GET — Read Data (default)
const response = await fetch('https://api.example.com/users');
const users = await response.json();
POST — Create Data
const response = await fetch('https://api.example.com/posts', {
method: 'POST',
headers: { 'Content-Type': 'application/json' },
body: JSON.stringify({ title: 'New Post', body: 'Content here' }),
});
const created = await response.json();
PUT — Update Data
const response = await fetch('https://api.example.com/posts/1', {
method: 'PUT',
headers: { 'Content-Type': 'application/json' },
body: JSON.stringify({ title: 'Updated Title' }),
});
DELETE — Remove Data
const response = await fetch('https://api.example.com/posts/1', {
method: 'DELETE',
});
Sending Auth Tokens
Protected APIs require an authentication token in the request header. Pass it through the Authorization header.

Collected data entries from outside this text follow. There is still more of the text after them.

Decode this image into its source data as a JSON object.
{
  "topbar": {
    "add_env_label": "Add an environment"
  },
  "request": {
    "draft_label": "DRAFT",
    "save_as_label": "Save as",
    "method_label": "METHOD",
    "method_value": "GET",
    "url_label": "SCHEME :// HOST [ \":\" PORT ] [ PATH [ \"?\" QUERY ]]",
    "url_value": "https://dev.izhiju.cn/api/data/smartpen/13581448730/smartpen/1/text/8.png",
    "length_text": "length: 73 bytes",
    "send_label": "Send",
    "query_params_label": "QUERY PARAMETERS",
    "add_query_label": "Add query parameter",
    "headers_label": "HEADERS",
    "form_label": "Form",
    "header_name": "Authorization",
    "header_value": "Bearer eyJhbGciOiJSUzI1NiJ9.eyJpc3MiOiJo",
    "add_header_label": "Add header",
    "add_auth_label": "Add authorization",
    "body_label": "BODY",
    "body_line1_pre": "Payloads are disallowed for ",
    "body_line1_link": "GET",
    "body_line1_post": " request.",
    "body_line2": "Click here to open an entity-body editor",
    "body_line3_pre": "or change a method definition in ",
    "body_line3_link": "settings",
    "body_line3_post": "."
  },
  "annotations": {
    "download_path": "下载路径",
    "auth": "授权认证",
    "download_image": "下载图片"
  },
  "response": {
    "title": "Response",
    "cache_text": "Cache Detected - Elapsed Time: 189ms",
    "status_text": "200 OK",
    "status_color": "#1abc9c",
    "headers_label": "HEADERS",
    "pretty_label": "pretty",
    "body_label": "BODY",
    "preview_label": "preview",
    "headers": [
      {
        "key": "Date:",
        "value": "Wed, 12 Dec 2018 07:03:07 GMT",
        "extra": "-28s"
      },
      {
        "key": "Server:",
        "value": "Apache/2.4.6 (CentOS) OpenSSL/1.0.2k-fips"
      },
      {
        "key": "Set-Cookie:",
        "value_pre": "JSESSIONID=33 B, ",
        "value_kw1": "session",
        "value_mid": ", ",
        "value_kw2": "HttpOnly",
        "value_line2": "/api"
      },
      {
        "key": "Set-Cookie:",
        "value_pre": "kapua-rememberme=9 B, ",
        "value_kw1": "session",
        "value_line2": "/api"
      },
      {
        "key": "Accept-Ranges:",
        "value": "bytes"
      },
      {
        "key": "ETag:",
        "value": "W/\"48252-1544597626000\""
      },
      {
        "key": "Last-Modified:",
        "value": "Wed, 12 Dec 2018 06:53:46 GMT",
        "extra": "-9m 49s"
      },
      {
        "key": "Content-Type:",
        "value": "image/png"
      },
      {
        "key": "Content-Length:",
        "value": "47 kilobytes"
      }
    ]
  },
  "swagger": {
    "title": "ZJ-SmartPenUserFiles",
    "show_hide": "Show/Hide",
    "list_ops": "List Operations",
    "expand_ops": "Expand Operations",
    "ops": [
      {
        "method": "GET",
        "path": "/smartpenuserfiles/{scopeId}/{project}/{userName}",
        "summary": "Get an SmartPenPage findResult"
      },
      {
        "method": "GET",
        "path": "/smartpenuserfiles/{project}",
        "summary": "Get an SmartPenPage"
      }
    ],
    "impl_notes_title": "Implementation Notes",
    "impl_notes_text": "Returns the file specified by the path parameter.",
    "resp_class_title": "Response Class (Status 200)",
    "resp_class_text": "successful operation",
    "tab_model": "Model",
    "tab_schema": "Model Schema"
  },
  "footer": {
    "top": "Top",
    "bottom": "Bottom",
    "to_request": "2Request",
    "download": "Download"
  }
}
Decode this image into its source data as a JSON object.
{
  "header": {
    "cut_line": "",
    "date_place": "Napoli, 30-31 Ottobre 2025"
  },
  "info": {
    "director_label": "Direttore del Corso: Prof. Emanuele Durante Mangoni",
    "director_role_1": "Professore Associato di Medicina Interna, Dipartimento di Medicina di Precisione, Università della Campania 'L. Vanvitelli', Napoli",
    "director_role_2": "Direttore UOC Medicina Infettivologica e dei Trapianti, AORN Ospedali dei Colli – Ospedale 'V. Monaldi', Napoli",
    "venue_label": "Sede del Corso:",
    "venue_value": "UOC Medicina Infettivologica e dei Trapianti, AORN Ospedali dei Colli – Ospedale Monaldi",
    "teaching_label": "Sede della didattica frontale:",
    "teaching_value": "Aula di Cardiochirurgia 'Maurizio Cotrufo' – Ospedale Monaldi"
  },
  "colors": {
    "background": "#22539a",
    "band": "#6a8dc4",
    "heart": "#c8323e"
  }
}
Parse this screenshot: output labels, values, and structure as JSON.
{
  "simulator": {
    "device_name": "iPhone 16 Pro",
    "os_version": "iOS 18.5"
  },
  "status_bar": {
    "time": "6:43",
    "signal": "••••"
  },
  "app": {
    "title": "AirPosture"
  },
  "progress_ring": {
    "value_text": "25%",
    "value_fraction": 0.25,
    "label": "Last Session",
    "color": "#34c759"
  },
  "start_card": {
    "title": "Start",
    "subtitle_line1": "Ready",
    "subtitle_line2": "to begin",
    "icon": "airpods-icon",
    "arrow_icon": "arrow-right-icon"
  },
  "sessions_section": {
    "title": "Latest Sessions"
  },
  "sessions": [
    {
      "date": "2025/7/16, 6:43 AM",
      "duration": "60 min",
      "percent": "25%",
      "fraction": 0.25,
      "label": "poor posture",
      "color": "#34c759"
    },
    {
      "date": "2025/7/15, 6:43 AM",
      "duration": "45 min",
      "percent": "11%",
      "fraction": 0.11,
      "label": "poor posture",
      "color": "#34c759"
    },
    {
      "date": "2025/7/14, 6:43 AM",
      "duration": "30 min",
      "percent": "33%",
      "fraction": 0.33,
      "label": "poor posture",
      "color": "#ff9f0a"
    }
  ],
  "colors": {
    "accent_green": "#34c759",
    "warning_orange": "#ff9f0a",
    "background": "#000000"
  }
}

const token = 'eyJhbGciOiJIUzI1NiIs...'; // from login response
const response = await fetch('https://api.example.com/profile', {
headers: {
'Authorization': `Bearer ${token}`,
'Content-Type': 'application/json',
},
});
Checking Response Status
fetch does not throw an error for HTTP error codes like 404 or 500. Check response.ok or response.status yourself.
const response = await fetch('https://api.example.com/data');
if (!response.ok) {
// response.status = 404, 500, etc.
throw new Error(`Server error: ${response.status}`);
}
const data = await response.json();
response.ok is true when status is 200–299 response.ok is false when status is 400–599 Status codes you'll encounter: 200 → OK (success) 201 → Created (POST success) 400 → Bad Request (you sent wrong data) 401 → Unauthorized (bad/missing token) 403 → Forbidden (no permission) 404 → Not Found 500 → Server Error
Pagination — Loading More Items
APIs return data in pages to avoid sending thousands of records at once. Load the next page when the user scrolls to the bottom of the list.
const [posts, setPosts] = useState([]);
const [page, setPage] = useState(1);
const [loadingMore, setLoadingMore] = useState(false);
async function loadMore() {
if (loadingMore) return;
setLoadingMore(true);
const res = await fetch(`https://api.example.com/posts?page=${page}`);
const newPosts = await res.json();
setPosts(prev => [...prev, ...newPosts]); // append new items
setPage(page + 1);
setLoadingMore(false);
}
<FlatList
data={posts}
keyExtractor={(item) => String(item.id)}
renderItem={({ item }) => <PostItem {...item} />}
onEndReached={loadMore}
onEndReachedThreshold={0.3} // trigger when 30% from bottom
ListFooterComponent={loadingMore ? <ActivityIndicator /> : null}
/>
Scroll position diagram: ┌──────────────────────┐ │ Post 1 │ │ Post 2 │ │ Post 3 │ │ Post 4 │ │ Post 5 │← 30% from bottom triggers loadMore │ Post 6 │ │ Post 7 │ │ (loading spinner) │← ListFooterComponent └──────────────────────┘
Using axios Instead of fetch
axios is a popular alternative to fetch that automatically parses JSON, throws errors for non-2xx status codes, and makes request configuration cleaner.
npm install axios
import axios from 'axios';
const { data } = await axios.get('https://api.example.com/posts');
// data is already parsed — no .json() needed
// throws automatically on 4xx/5xx — no need to check response.ok
Summary
Use fetch inside useEffect with async/await to load data when a screen appears. Track loading and error states to show the right UI for every situation. Always check response.ok when using fetch. Use onEndReached on FlatList to implement infinite scroll pagination. For cleaner code, consider axios as an alternative to the raw fetch API.